Spanish PM Calls for Debate on Treating COVID-19 as Endemic
A group of young students wearing face masks in a file photo. Alvaro Barrientos/AP Photo
The Associated Press
Updated:

MADRID—Spanish Prime Minister Pedro Sánchez says that amid falling lethality rates for COVID-19, Spain wants European officials to consider whether to move away from the detailed tracking that the pandemic has required until now to a flu-like monitoring system.

The change would mean treating COVID-19 as an “endemic illness” rather than a pandemic, Sánchez said Monday, adding that deaths as a proportion of recorded cases have fallen dramatically since the initial onset of the pandemic.

“I believe that we have the conditions for, with precaution, slowly, opening the debate at the technical level and at the level of health professionals, but also at the European level, to start evaluating the evolution of this disease with different parameters than we have until now,” Sánchez told Cadena SER radio.

The prime minister confirmed a report from the country’s leading newspaper, El País, that under a new monitoring system already being drafted by Spanish health authorities every new infection would not need to be recorded and that people with symptoms would not necessarily be tested but they will continue to receive treatment.

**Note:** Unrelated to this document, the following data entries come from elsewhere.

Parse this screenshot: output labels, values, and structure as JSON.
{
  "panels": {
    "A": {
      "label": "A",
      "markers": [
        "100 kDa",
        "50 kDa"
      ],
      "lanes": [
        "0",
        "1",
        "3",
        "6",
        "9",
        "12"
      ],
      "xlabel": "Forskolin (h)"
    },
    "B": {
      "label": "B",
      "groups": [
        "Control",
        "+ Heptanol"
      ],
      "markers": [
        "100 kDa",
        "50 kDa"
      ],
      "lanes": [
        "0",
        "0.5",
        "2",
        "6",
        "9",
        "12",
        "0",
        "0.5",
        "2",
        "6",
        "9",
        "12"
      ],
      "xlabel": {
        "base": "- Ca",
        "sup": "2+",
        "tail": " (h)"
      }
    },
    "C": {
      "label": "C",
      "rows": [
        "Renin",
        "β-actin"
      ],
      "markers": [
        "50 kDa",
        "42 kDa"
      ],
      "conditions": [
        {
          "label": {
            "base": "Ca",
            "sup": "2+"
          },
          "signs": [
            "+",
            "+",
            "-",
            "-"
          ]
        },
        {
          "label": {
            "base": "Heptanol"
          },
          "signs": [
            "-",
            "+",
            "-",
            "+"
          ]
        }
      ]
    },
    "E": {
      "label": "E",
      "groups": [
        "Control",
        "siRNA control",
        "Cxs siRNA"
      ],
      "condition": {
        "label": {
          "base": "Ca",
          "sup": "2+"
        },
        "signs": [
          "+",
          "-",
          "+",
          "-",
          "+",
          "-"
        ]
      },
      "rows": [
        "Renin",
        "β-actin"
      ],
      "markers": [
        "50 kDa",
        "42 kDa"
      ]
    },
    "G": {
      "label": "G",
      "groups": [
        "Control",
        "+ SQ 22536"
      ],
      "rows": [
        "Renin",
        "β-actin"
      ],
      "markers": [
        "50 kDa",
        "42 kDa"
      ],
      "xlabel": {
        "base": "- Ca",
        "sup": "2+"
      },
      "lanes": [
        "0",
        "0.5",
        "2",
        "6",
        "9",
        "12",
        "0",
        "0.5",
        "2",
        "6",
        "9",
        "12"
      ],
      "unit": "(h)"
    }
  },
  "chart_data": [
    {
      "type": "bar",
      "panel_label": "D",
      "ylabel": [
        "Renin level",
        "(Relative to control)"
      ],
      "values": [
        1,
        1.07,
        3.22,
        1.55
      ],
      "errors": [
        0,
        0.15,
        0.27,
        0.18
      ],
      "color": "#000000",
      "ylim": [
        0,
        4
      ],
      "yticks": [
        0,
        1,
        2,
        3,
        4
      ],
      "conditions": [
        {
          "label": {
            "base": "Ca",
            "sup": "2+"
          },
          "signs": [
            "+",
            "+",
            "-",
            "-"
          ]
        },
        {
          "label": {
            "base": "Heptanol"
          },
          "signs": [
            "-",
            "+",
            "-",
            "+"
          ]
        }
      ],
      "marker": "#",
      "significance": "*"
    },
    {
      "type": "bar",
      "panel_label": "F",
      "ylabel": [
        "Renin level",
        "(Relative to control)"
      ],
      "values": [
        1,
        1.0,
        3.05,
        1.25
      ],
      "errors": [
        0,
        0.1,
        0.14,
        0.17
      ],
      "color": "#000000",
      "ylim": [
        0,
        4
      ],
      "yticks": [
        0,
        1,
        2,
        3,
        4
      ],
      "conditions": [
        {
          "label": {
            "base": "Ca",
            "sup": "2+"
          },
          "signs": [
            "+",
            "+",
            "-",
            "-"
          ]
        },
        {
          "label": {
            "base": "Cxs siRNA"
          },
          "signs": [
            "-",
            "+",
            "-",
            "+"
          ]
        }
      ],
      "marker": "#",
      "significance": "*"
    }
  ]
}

Citing epidemiology officials, El País said that the plan would be for a network of carefully chosen health facilities and professionals to report, in a survey-like system similar to the one used across Europe for tracking influenza, the evolution of COVID-19 outbreaks—what technically is called “sentinel surveillance” rather than the current method of “universal surveillance.”

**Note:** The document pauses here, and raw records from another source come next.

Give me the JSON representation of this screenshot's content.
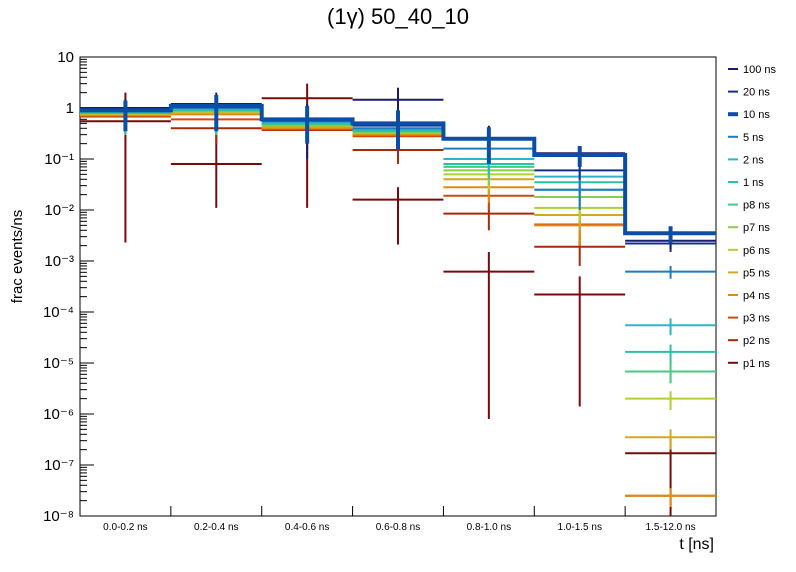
{
  "chart_data": {
    "type": "step-histogram",
    "title": "(1γ) 50_40_10",
    "xlabel": "t [ns]",
    "ylabel": "frac events/ns",
    "yscale": "log",
    "ylim": [
      1e-08,
      10
    ],
    "y_tick_labels": [
      "10⁻⁸",
      "10⁻⁷",
      "10⁻⁶",
      "10⁻⁵",
      "10⁻⁴",
      "10⁻³",
      "10⁻²",
      "10⁻¹",
      "1",
      "10"
    ],
    "y_tick_exponents": [
      -8,
      -7,
      -6,
      -5,
      -4,
      -3,
      -2,
      -1,
      0,
      1
    ],
    "categories": [
      "0.0-0.2 ns",
      "0.2-0.4 ns",
      "0.4-0.6 ns",
      "0.6-0.8 ns",
      "0.8-1.0 ns",
      "1.0-1.5 ns",
      "1.5-12.0 ns"
    ],
    "legend_position": "right",
    "series": [
      {
        "name": "100 ns",
        "color": "#1a1a6e",
        "values": [
          1.0,
          1.2,
          0.6,
          1.45,
          0.25,
          0.13,
          0.0025
        ],
        "width": 2,
        "err_lo": [
          0.4,
          0.4,
          0.1,
          0.15,
          0.1,
          0.09,
          0.0017
        ],
        "err_hi": [
          1.5,
          2.0,
          1.2,
          2.5,
          0.45,
          0.17,
          0.0035
        ]
      },
      {
        "name": "20 ns",
        "color": "#13318a",
        "values": [
          0.95,
          1.15,
          0.58,
          0.45,
          0.25,
          0.06,
          0.0022
        ],
        "width": 2,
        "err_lo": [
          0.4,
          0.4,
          0.2,
          0.15,
          0.1,
          0.04,
          0.0015
        ],
        "err_hi": [
          1.5,
          1.8,
          1.0,
          0.8,
          0.4,
          0.09,
          0.003
        ]
      },
      {
        "name": "10 ns",
        "color": "#0b4ea8",
        "values": [
          0.9,
          1.1,
          0.6,
          0.5,
          0.25,
          0.12,
          0.0035
        ],
        "width": 4,
        "err_lo": [
          0.35,
          0.35,
          0.2,
          0.15,
          0.08,
          0.07,
          0.0022
        ],
        "err_hi": [
          1.4,
          1.8,
          1.1,
          0.9,
          0.42,
          0.18,
          0.0048
        ]
      },
      {
        "name": "5 ns",
        "color": "#1f7bbf",
        "values": [
          0.88,
          1.0,
          0.55,
          0.4,
          0.16,
          0.025,
          0.00062
        ],
        "width": 2,
        "err_lo": [
          0.35,
          0.35,
          0.2,
          0.15,
          0.08,
          0.01,
          0.00045
        ],
        "err_hi": [
          1.3,
          1.6,
          0.95,
          0.7,
          0.25,
          0.04,
          0.0008
        ]
      },
      {
        "name": "2 ns",
        "color": "#2bb5c9",
        "values": [
          0.85,
          0.95,
          0.52,
          0.38,
          0.1,
          0.045,
          5.5e-05
        ],
        "width": 2,
        "err_lo": [
          0.35,
          0.35,
          0.2,
          0.15,
          0.06,
          0.02,
          3.5e-05
        ],
        "err_hi": [
          1.3,
          1.5,
          0.9,
          0.65,
          0.15,
          0.07,
          7.5e-05
        ]
      },
      {
        "name": "1 ns",
        "color": "#29c2a6",
        "values": [
          0.82,
          0.92,
          0.5,
          0.36,
          0.08,
          0.035,
          1.65e-05
        ],
        "width": 2,
        "err_lo": [
          0.3,
          0.3,
          0.2,
          0.15,
          0.05,
          0.02,
          1e-05
        ],
        "err_hi": [
          1.2,
          1.4,
          0.85,
          0.6,
          0.12,
          0.05,
          2.3e-05
        ]
      },
      {
        "name": "p8 ns",
        "color": "#49c981",
        "values": [
          0.8,
          0.9,
          0.48,
          0.35,
          0.07,
          0.025,
          6.8e-06
        ],
        "width": 2,
        "err_lo": [
          0.3,
          0.3,
          0.2,
          0.15,
          0.04,
          0.015,
          4e-06
        ],
        "err_hi": [
          1.2,
          1.4,
          0.8,
          0.6,
          0.1,
          0.035,
          1e-05
        ]
      },
      {
        "name": "p7 ns",
        "color": "#86cf4a",
        "values": [
          0.8,
          0.88,
          0.46,
          0.34,
          0.06,
          0.018,
          6.8e-06
        ],
        "width": 2,
        "err_lo": [
          0.3,
          0.3,
          0.2,
          0.15,
          0.03,
          0.01,
          4e-06
        ],
        "err_hi": [
          1.2,
          1.3,
          0.8,
          0.55,
          0.09,
          0.028,
          1e-05
        ]
      },
      {
        "name": "p6 ns",
        "color": "#b5cf2e",
        "values": [
          0.78,
          0.85,
          0.45,
          0.33,
          0.05,
          0.011,
          2e-06
        ],
        "width": 2,
        "err_lo": [
          0.3,
          0.3,
          0.2,
          0.15,
          0.025,
          0.006,
          1.2e-06
        ],
        "err_hi": [
          1.1,
          1.3,
          0.75,
          0.55,
          0.075,
          0.017,
          2.8e-06
        ]
      },
      {
        "name": "p5 ns",
        "color": "#d4a81e",
        "values": [
          0.75,
          0.8,
          0.43,
          0.32,
          0.04,
          0.008,
          3.5e-07
        ],
        "width": 2,
        "err_lo": [
          0.3,
          0.3,
          0.2,
          0.15,
          0.02,
          0.004,
          2e-07
        ],
        "err_hi": [
          1.1,
          1.2,
          0.7,
          0.5,
          0.06,
          0.012,
          5e-07
        ]
      },
      {
        "name": "p4 ns",
        "color": "#e08a12",
        "values": [
          0.72,
          0.75,
          0.4,
          0.3,
          0.028,
          0.005,
          2.5e-08
        ],
        "width": 2,
        "err_lo": [
          0.3,
          0.3,
          0.2,
          0.15,
          0.014,
          0.002,
          1.5e-08
        ],
        "err_hi": [
          1.0,
          1.1,
          0.65,
          0.48,
          0.045,
          0.008,
          3.5e-08
        ]
      },
      {
        "name": "p3 ns",
        "color": "#cc4a0a",
        "values": [
          0.7,
          0.6,
          0.38,
          0.28,
          0.019,
          0.0052,
          2.5e-08
        ],
        "width": 2,
        "err_lo": [
          0.3,
          0.3,
          0.2,
          0.15,
          0.01,
          0.002,
          1.5e-08
        ],
        "err_hi": [
          1.0,
          1.0,
          0.6,
          0.45,
          0.03,
          0.009,
          3.5e-08
        ]
      },
      {
        "name": "p2 ns",
        "color": "#a82a0a",
        "values": [
          0.68,
          0.4,
          0.37,
          0.15,
          0.0085,
          0.0019,
          0.0
        ],
        "width": 2,
        "err_lo": [
          0.3,
          0.2,
          0.15,
          0.08,
          0.004,
          0.0008,
          0.0
        ],
        "err_hi": [
          1.0,
          0.8,
          0.6,
          0.25,
          0.013,
          0.003,
          0.0
        ]
      },
      {
        "name": "p1 ns",
        "color": "#7a0a0a",
        "values": [
          0.55,
          0.08,
          1.55,
          0.016,
          0.00062,
          0.00022,
          1.7e-07
        ],
        "width": 2,
        "err_lo": [
          0.0023,
          0.011,
          0.011,
          0.0021,
          8e-07,
          1.4e-06,
          1e-08
        ],
        "err_hi": [
          2.0,
          0.35,
          3.0,
          0.028,
          0.0015,
          0.0005,
          3.3e-07
        ]
      }
    ]
  }
}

Health Minister Carolina Darias has discussed the proposal with some of her counterparts in the European Union, Sánchez said without elaborating.

The prime minister also announced that Spain is purchasing this month 344,000 pills of a COVID-19 antiviral drug developed by the U.S. pharmaceutical giant Pfizer.

Some 8 million primary and secondary-level students were resuming classes Monday after a long Christmas and New Year break. Authorities have shortened isolation periods and softened the requirements for quarantining entire classrooms when outbreaks happen, to avoid major disruptions in schools.